Spain is home not to one culture, but many. From unification to dissolution, from empire building to cross-continental conflicts, Spanish diversity is the legacy of its past and is reflected everywhere you look: in society, its mores and the landscape of the country's cities.
Various civilisations have called Spain home over the centuries, including the Phoenicians, the Romans, the Celts and the Moors, and all left their mark along the way.
The Roman imprint in Spain is impossible to miss. Town walls, amphitheatres, aqueducts, dams, bridges and baths are just some of the structures built by the Romans that remain standing in all corners of the country. To behold this Roman past in all its glory, look no further than cities such as Tarragona and Barcelona in Catalonia, Segovia near Madrid, and Cáceres and Mérida in Extremadura. As for the intangible influences, these start with the Spanish language itself, an offspring of Latin, and the spread of Christianity.
Yet although it is renowned as a Catholic country today, we must not forget that large parts of Spain stood under Islamic rule for some eight centuries after the Romans, and traces of this Moorish heritage can be found throughout Spanish culture. It is not for nothing that a significant proportion of the Spanish vocabulary comes from Arabic, including everyday words like arroz meaning rice, a staple of the Spanish diet.
The most obvious examples of this history are in the south of Spain in Andalusia, or Al-Andalus as it was known when the region was ruled by the Moors, as epitomised by the beautiful Great Mosque-Cathedral in Cordoba and the breathtaking Alhambra Palace in Granada, formerly home to several sultans.
Here, as elsewhere, the Islamic architecture rubs shoulders with Western elements, as after the Christian Reconquista both buildings were enlarged and altered, incorporating Renaissance and Baroque features. This fusion is so common across Spain that an adjective exists to describe it, Mudéjar (itself a word with Arabic origins), and hundreds of buildings all over the country fit this description, foremost among them the Alcázar in Seville, Zaragoza's Aljafería Palace and La Seo Cathedral, and several towers in Teruel.
Toledo takes this hybridity to a whole new level, hence its nickname, the City of Three Cultures, referring to the Christian, Muslim and Jewish communities that lived and thrived alongside one another for centuries. This mixture gave rise to a blossoming cultural scene that famously attracted El Greco, the great artist with whom the city is now also synonymous.

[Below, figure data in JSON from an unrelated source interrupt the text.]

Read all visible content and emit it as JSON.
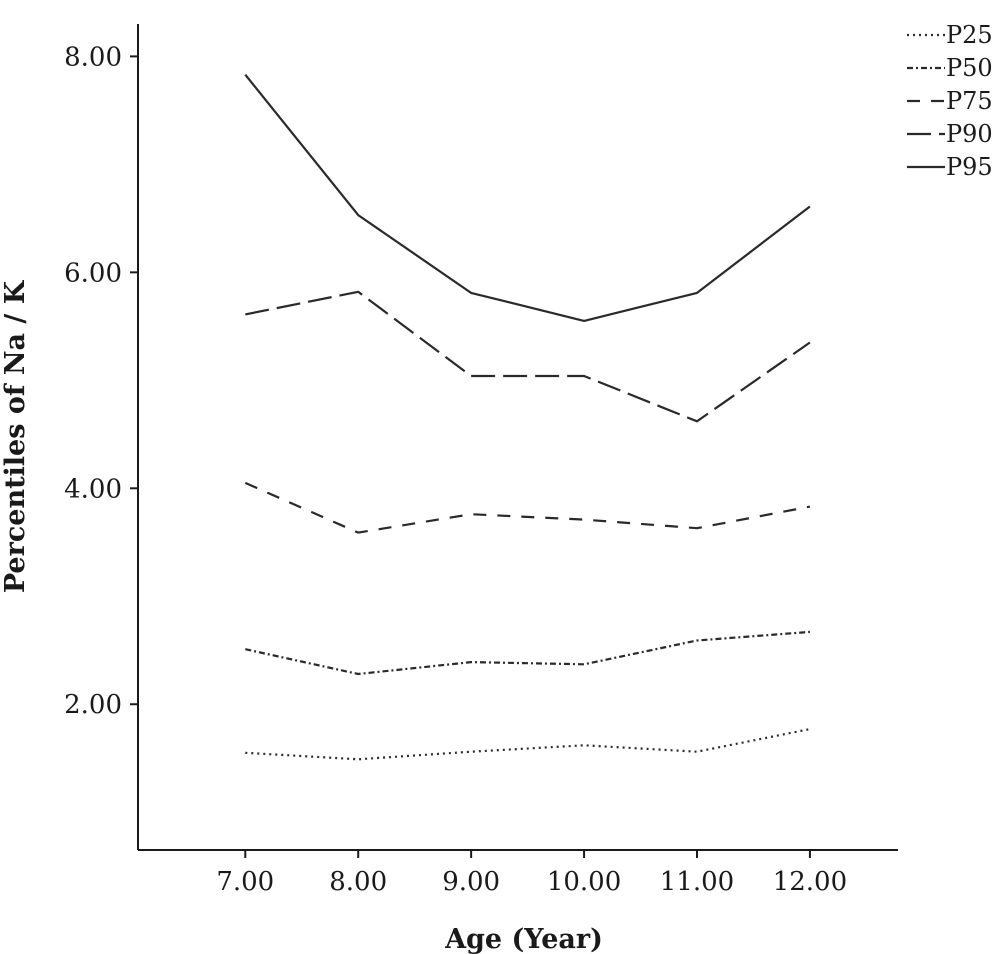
{
  "chart_data": {
    "type": "line",
    "title": "",
    "xlabel": "Age (Year)",
    "ylabel": "Percentiles of Na / K",
    "x": [
      7,
      8,
      9,
      10,
      11,
      12
    ],
    "x_tick_labels": [
      "7.00",
      "8.00",
      "9.00",
      "10.00",
      "11.00",
      "12.00"
    ],
    "xlim": [
      6.05,
      12.78
    ],
    "y_ticks": [
      2,
      4,
      6,
      8
    ],
    "y_tick_labels": [
      "2.00",
      "4.00",
      "6.00",
      "8.00"
    ],
    "ylim": [
      0.65,
      8.3
    ],
    "grid": false,
    "legend_position": "top-right",
    "series": [
      {
        "name": "P25",
        "dash": "dotted",
        "values": [
          1.55,
          1.49,
          1.56,
          1.62,
          1.56,
          1.77
        ]
      },
      {
        "name": "P50",
        "dash": "dash-dot",
        "values": [
          2.51,
          2.28,
          2.39,
          2.37,
          2.59,
          2.67
        ]
      },
      {
        "name": "P75",
        "dash": "medium-dash",
        "values": [
          4.05,
          3.59,
          3.76,
          3.71,
          3.63,
          3.83
        ]
      },
      {
        "name": "P90",
        "dash": "long-dash",
        "values": [
          5.61,
          5.82,
          5.04,
          5.04,
          4.62,
          5.35
        ]
      },
      {
        "name": "P95",
        "dash": "solid",
        "values": [
          7.83,
          6.53,
          5.81,
          5.55,
          5.81,
          6.61
        ]
      }
    ]
  }
}
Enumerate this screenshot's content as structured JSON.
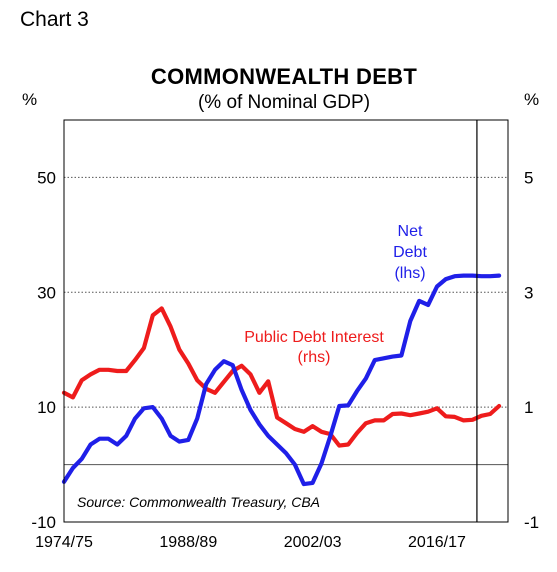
{
  "chart_label": "Chart 3",
  "chart_data": {
    "type": "line",
    "title": "COMMONWEALTH DEBT",
    "subtitle": "(% of Nominal GDP)",
    "ylabel_left": "%",
    "ylabel_right": "%",
    "ylim_left": [
      -10,
      60
    ],
    "ylim_right": [
      -1,
      6
    ],
    "yticks_left": [
      "50",
      "30",
      "10",
      "-10"
    ],
    "yticks_right": [
      "5",
      "3",
      "1",
      "-1"
    ],
    "xlim": [
      1974,
      2024
    ],
    "xticks": [
      "1974/75",
      "1988/89",
      "2002/03",
      "2016/17"
    ],
    "forecast_start": 2020.5,
    "source": "Source: Commonwealth Treasury, CBA",
    "annotations": {
      "net_debt": [
        "Net",
        "Debt",
        "(lhs)"
      ],
      "interest": [
        "Public Debt Interest",
        "(rhs)"
      ]
    },
    "series": [
      {
        "key": "net_debt",
        "axis": "left",
        "color": "#1f1fe8",
        "x": [
          1974,
          1975,
          1976,
          1977,
          1978,
          1979,
          1980,
          1981,
          1982,
          1983,
          1984,
          1985,
          1986,
          1987,
          1988,
          1989,
          1990,
          1991,
          1992,
          1993,
          1994,
          1995,
          1996,
          1997,
          1998,
          1999,
          2000,
          2001,
          2002,
          2003,
          2004,
          2005,
          2006,
          2007,
          2008,
          2009,
          2010,
          2011,
          2012,
          2013,
          2014,
          2015,
          2016,
          2017,
          2018,
          2019,
          2020,
          2021,
          2022,
          2023
        ],
        "values": [
          -3,
          -0.6,
          1,
          3.5,
          4.5,
          4.5,
          3.5,
          5,
          8,
          9.8,
          10,
          8,
          5,
          4,
          4.3,
          8,
          14,
          16.5,
          18,
          17.3,
          13,
          9.5,
          7,
          5,
          3.5,
          2,
          0,
          -3.4,
          -3.2,
          0.2,
          5,
          10.2,
          10.3,
          12.8,
          15,
          18.2,
          18.5,
          18.8,
          19,
          25,
          28.5,
          27.8,
          31,
          32.3,
          32.8,
          32.9,
          32.9,
          32.8,
          32.8,
          32.9
        ]
      },
      {
        "key": "public_debt_interest",
        "axis": "right",
        "color": "#ee1c1c",
        "x": [
          1974,
          1975,
          1976,
          1977,
          1978,
          1979,
          1980,
          1981,
          1982,
          1983,
          1984,
          1985,
          1986,
          1987,
          1988,
          1989,
          1990,
          1991,
          1992,
          1993,
          1994,
          1995,
          1996,
          1997,
          1998,
          1999,
          2000,
          2001,
          2002,
          2003,
          2004,
          2005,
          2006,
          2007,
          2008,
          2009,
          2010,
          2011,
          2012,
          2013,
          2014,
          2015,
          2016,
          2017,
          2018,
          2019,
          2020,
          2021,
          2022,
          2023
        ],
        "values": [
          1.25,
          1.17,
          1.47,
          1.57,
          1.65,
          1.65,
          1.63,
          1.63,
          1.82,
          2.03,
          2.6,
          2.72,
          2.4,
          2,
          1.76,
          1.47,
          1.32,
          1.25,
          1.44,
          1.63,
          1.72,
          1.57,
          1.25,
          1.45,
          0.82,
          0.72,
          0.62,
          0.57,
          0.67,
          0.57,
          0.53,
          0.33,
          0.35,
          0.55,
          0.72,
          0.77,
          0.77,
          0.88,
          0.89,
          0.86,
          0.89,
          0.92,
          0.98,
          0.84,
          0.83,
          0.77,
          0.78,
          0.85,
          0.88,
          1.02
        ]
      }
    ]
  }
}
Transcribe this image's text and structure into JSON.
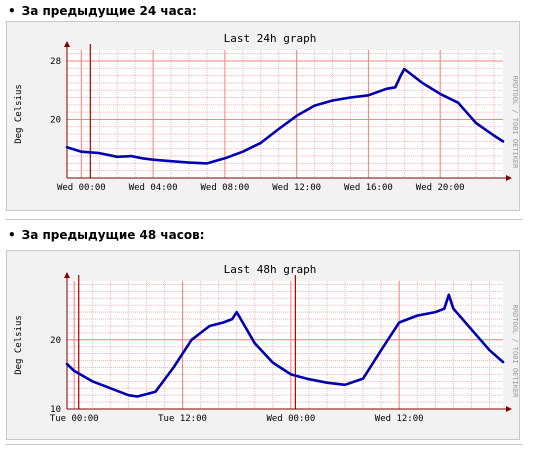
{
  "sections": [
    {
      "heading": "За предыдущие 24 часа:"
    },
    {
      "heading": "За предыдущие 48 часов:"
    }
  ],
  "colors": {
    "series": "#0000b0",
    "grid": "#ffb3b3",
    "current_time_marker": "#b00000",
    "axis": "#7f0000",
    "plot_background": "#ffffff",
    "panel_background": "#f2f2f2"
  },
  "chart_data": [
    {
      "type": "line",
      "title": "Last 24h graph",
      "ylabel": "Deg Celsius",
      "watermark": "RRDTOOL / TOBI OETIKER",
      "x_unit": "hours",
      "xlim": [
        -0.8,
        23.5
      ],
      "ylim": [
        12,
        29.5
      ],
      "x_tick_positions": [
        0,
        4,
        8,
        12,
        16,
        20
      ],
      "x_tick_labels": [
        "Wed 00:00",
        "Wed 04:00",
        "Wed 08:00",
        "Wed 12:00",
        "Wed 16:00",
        "Wed 20:00"
      ],
      "y_ticks": [
        20,
        28
      ],
      "grid": true,
      "vrules": [
        0.5
      ],
      "series": [
        {
          "x": [
            -0.8,
            0.0,
            1.0,
            2.0,
            2.8,
            3.4,
            4.0,
            5.0,
            6.0,
            7.0,
            8.0,
            9.0,
            10.0,
            11.0,
            12.0,
            13.0,
            14.0,
            15.0,
            16.0,
            17.0,
            17.5,
            17.8,
            18.0,
            19.0,
            20.0,
            21.0,
            22.0,
            23.0,
            23.5
          ],
          "y": [
            16.2,
            15.6,
            15.4,
            14.9,
            15.0,
            14.7,
            14.5,
            14.3,
            14.1,
            14.0,
            14.7,
            15.6,
            16.8,
            18.7,
            20.5,
            21.9,
            22.6,
            23.0,
            23.3,
            24.2,
            24.4,
            26.0,
            26.9,
            25.0,
            23.5,
            22.3,
            19.5,
            17.8,
            17.0
          ]
        }
      ]
    },
    {
      "type": "line",
      "title": "Last 48h graph",
      "ylabel": "Deg Celsius",
      "watermark": "RRDTOOL / TOBI OETIKER",
      "x_unit": "hours",
      "xlim": [
        -0.8,
        47.5
      ],
      "ylim": [
        10,
        28.5
      ],
      "x_tick_positions": [
        0,
        12,
        24,
        36
      ],
      "x_tick_labels": [
        "Tue 00:00",
        "Tue 12:00",
        "Wed 00:00",
        "Wed 12:00"
      ],
      "y_ticks": [
        10,
        20
      ],
      "grid": true,
      "vrules": [
        0.5,
        24.5
      ],
      "series": [
        {
          "x": [
            -0.8,
            0.0,
            2.0,
            4.0,
            6.0,
            7.0,
            9.0,
            11.0,
            13.0,
            15.0,
            16.5,
            17.5,
            18.0,
            20.0,
            22.0,
            24.0,
            26.0,
            28.0,
            30.0,
            32.0,
            34.0,
            36.0,
            38.0,
            40.0,
            41.0,
            41.5,
            42.0,
            44.0,
            46.0,
            47.5
          ],
          "y": [
            16.5,
            15.5,
            14.0,
            13.0,
            12.0,
            11.8,
            12.5,
            16.0,
            20.0,
            22.0,
            22.5,
            23.0,
            24.0,
            19.5,
            16.7,
            15.0,
            14.3,
            13.8,
            13.5,
            14.4,
            18.5,
            22.5,
            23.5,
            24.0,
            24.5,
            26.5,
            24.5,
            21.5,
            18.5,
            16.8
          ]
        }
      ]
    }
  ]
}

Besides the Romans, Moors and indeed Jews, we also see evidence of Celtic and Phoenician presence in a range of places. For instance, the bagpipes are played in modern-day Asturias and Galicia, in north-west Spain, where the Celtic symbol of the triskele is a common sight. Meanwhile Cádiz, potentially the oldest city in Western Europe, was founded by the Phoenicians, who were also responsible for structures like the Puig des Molins necropolis on the island of Ibiza, whose very name derives from the Phoenician Ibosim.
With such an assorted past, it should be no surprise that modern Spain is equally diverse. On this note, while the country has fervently embraced modernity and cosmopolitanism – as symbolised by buildings like the Guggenheim Museum in Bilbao and Valencia's City of Arts and Science, and by the sophisticated facilities that greet visitors – that does not mean that local and regional flavour has been lost. The different languages and dialects spoken in the various regions – including Catalan, Basque, Galician, Valencian and Asturian –, not to mention the different accents, are just the tip of the iceberg in this respect. Different cultural traditions and customs continue to abound and fascinate, from food to festivals, from music to dance, and from architecture to the arts.
In conclusion, Spain is home to a rich and constantly developing culture which springs from an endlessly fascinating history.